Though I am abroad, I am still tuned-in enough to realize that the NFL season is underway in the US. It's already been a few years since I've lost interest in and stopped following football, but in another way I'm more interested in the sport than I've ever been. I am interested in the curiosity that makes football the most popular sport in America (more so than baseball, according to surverys), whereas soccer (fútbol to the rest of the world) remains comparatively irrelevant (less so, though, during the most recent World Cup).
During the World Cup this year I wondered what made Americans resist soccer, and, moreover, why all the sports that are most popular in our country--baseball, football, and basketball--are American inventions. If anyone has a theory on this I'd be curious to hear it. I suspect that the unique melding of American history, which championed individualism and rebellion amidst a belief that America could be the City on the Hill, created a desire for our own way of life. Basically, the same thing that made us resist the metric system and degrees centigrade made someone pick up a stick and a rock and invent baseball. I imagine that Americans resist soccer today not just because it is foreign, but because the very concept of the sport jars them: in American sport, the individual superstar inevitably rises above the team, his triumphs being most obvious and irrefutable; in soccer, the best player on the field might not play into the climactic goal at all, his production a mere part of the overall team harmony. Soccer is much more geared to a continent that more readily understands and embraces the ideology of socialism, as Europe tends to do, whereas Americans seem more comfortable championing the pursuit of homerun records and quantifiable accolades. To each their own.
Spain sits atop the soccer world right now, and it's just as well, since this is a fútbol-mad nation. Even my family members here who care little for sports confess to having felt elation when Spain won the World Cup. I've attached an interesting NY Times article about the Spanish and Argentinean soccer teams (Argentina being the country I will spend two months in, from February to April next year).
For myself, these days I pretty much care only for baseball and tennis, and am very sorry to be missing the September pennant races and Nadal's quest for a career grand slam in the US Open right now. At least there's the internet.
(And, for good measure, here is a link to one of my favorite George Carlin skits about baseball vs. football. I always reference this when people ask me why I don't follow football, but few people seem to be familiar with it. Enjoy.)
This is all pretty simple...football is a meathead sport, and the United States is loaded with meatheads:)
ReplyDeleteThis was said with a little tongue in cheek as I grew up playing all sports you mentioned, and can take both sides in a discussion as to why one over the other. I played soccer from the first day it was available...call it 5 years of age, until 7th grade when I transitioned to the bigger, tougher sport of football. At this age it felt like a right of passage into adulthood as we were encouraged to hit one another, grunt, be tough. The irony is is that we wore pads...

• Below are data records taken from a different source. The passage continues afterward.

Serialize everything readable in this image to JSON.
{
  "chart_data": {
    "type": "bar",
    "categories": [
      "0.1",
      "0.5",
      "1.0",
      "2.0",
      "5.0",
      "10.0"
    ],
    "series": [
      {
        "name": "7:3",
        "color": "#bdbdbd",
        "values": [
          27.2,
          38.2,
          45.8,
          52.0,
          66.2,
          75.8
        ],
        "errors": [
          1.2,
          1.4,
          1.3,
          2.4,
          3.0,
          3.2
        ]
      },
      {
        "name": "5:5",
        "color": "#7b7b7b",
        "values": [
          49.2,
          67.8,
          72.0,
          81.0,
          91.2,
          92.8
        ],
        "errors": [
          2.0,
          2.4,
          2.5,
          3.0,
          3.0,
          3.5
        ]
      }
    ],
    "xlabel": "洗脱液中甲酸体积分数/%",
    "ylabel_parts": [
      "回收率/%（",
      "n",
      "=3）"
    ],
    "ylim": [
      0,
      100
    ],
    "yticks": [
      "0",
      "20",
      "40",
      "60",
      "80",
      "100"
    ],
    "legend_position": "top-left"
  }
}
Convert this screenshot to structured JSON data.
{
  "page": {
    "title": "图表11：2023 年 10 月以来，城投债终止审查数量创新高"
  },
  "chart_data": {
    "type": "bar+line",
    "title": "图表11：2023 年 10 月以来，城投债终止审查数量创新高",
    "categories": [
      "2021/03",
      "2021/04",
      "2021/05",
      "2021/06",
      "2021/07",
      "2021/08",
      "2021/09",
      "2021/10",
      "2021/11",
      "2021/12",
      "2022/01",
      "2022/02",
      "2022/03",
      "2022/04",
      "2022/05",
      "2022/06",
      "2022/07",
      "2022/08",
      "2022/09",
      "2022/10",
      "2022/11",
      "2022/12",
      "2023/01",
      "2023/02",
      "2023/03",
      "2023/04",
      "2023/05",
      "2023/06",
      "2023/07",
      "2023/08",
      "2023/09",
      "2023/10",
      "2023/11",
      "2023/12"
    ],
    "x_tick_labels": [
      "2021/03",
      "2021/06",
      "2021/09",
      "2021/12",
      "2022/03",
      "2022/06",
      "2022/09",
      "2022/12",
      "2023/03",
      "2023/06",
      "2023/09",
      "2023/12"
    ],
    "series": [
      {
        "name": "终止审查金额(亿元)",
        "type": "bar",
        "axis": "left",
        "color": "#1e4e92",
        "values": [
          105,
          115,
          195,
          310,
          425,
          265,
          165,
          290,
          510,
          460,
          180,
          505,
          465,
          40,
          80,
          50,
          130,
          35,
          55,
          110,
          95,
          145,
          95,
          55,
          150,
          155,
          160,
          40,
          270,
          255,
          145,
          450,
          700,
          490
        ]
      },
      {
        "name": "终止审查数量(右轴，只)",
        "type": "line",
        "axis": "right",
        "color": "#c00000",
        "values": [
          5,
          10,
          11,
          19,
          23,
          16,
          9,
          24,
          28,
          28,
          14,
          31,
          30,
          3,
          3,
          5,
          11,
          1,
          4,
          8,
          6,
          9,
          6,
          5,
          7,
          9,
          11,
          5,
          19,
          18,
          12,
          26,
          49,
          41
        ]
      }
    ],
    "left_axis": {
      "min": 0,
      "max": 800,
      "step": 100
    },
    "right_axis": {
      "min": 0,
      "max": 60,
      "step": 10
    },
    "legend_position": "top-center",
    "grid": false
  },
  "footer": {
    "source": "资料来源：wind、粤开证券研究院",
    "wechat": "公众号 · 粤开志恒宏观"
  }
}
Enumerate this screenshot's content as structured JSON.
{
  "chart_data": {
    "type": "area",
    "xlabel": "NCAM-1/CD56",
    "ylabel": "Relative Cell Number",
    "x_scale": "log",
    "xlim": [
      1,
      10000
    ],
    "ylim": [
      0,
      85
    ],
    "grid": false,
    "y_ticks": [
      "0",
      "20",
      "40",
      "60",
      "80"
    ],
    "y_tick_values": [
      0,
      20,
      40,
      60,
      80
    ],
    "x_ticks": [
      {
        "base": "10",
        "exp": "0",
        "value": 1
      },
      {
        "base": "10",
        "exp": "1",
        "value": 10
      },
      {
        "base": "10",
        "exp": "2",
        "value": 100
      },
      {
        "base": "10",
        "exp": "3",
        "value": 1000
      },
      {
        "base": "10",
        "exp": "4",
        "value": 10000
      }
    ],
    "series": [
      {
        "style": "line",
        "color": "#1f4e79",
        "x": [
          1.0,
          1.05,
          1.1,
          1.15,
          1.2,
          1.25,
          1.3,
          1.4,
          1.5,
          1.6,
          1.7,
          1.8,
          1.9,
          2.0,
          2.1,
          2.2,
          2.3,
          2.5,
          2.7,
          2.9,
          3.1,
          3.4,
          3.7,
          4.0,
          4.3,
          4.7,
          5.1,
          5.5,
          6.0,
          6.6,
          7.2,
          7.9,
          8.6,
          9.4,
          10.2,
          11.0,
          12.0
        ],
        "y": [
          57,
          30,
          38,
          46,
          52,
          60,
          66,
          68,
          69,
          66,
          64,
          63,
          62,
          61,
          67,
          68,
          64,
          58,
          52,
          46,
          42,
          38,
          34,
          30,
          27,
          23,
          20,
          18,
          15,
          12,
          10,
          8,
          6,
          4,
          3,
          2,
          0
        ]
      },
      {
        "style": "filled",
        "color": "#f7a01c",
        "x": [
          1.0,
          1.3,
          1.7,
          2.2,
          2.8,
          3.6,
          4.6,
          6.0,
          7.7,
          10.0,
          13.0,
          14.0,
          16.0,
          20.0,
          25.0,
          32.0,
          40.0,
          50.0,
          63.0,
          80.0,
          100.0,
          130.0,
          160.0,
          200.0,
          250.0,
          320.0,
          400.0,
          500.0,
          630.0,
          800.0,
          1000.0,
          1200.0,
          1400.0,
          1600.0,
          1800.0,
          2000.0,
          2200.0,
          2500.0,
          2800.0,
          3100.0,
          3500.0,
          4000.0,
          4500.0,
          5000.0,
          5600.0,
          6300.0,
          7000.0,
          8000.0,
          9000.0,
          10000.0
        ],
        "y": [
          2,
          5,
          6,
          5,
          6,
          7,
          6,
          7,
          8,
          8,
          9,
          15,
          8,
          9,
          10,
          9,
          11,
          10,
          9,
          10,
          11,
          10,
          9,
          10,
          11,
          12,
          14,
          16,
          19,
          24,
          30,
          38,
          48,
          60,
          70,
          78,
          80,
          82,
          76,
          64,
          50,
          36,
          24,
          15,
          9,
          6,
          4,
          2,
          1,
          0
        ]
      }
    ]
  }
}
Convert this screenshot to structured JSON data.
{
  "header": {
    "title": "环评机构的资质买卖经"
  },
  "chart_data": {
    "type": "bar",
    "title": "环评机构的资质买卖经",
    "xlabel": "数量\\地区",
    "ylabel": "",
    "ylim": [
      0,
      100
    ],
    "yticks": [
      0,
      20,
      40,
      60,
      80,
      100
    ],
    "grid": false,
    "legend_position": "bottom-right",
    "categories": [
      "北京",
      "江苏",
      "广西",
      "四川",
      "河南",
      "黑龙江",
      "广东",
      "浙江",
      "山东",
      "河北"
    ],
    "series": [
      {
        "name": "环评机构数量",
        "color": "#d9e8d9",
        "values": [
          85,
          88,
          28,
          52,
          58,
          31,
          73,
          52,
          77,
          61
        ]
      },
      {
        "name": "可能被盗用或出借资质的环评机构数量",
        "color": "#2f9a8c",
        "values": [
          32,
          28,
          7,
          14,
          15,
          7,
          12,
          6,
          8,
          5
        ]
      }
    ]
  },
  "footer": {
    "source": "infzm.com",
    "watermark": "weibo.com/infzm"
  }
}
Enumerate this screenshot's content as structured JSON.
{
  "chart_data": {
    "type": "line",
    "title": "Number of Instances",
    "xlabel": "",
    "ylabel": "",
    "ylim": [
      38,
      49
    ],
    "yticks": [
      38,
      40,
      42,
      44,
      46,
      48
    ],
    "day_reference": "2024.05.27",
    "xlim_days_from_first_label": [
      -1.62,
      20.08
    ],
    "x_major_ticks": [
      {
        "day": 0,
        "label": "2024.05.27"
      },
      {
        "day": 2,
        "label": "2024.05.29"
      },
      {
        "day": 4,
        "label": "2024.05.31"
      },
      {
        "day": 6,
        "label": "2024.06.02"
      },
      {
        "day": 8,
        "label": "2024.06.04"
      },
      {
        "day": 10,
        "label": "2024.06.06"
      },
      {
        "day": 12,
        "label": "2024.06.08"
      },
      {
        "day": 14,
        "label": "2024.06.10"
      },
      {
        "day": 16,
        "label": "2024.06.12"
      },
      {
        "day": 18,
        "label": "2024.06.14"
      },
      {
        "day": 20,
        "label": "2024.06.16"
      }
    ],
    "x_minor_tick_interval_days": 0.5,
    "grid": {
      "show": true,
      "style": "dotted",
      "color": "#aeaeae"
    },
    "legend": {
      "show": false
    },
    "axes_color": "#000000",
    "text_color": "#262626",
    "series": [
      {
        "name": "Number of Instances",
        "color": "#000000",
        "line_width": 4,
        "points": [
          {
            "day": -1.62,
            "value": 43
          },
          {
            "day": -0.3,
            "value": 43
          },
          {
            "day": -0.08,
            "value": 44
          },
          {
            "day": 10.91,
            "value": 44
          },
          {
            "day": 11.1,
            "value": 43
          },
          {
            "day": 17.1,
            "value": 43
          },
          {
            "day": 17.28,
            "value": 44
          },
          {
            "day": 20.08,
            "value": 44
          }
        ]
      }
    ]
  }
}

Years later I can look back and goof about this...for I was a little bit of that meathead. I also wasn't able to think for myself and pretty much followed the crowd. Another attribute I feel many citizens of the good ole USA have had up until recent, being followers and doing what was the norm.
Today we have X games. Here is a great example in a shift from traditional games to some more unique, more extreme, go bigger, go faster, etc. It's more about the athlete rather than the team...a point you mentioned, and a true difference in mentality than could be pryed at and one could say that a country like the US may not have that team initiative, seeing as this great big land was settled as individuals claiming their piece of land. Sure communities were formed...but at the heart of the early settlers was individual success.
Jon, it's late and I should go to bed, I'm not going to even go back an reread/edit any of this, so I hope my random thoughts made sense. I could go on back and forth on this topic with you for hours, ideally in front of a bonfire in my backyard...it's a fun topic for me to dive into.
PS, props to you for throwing some Carlin in!!!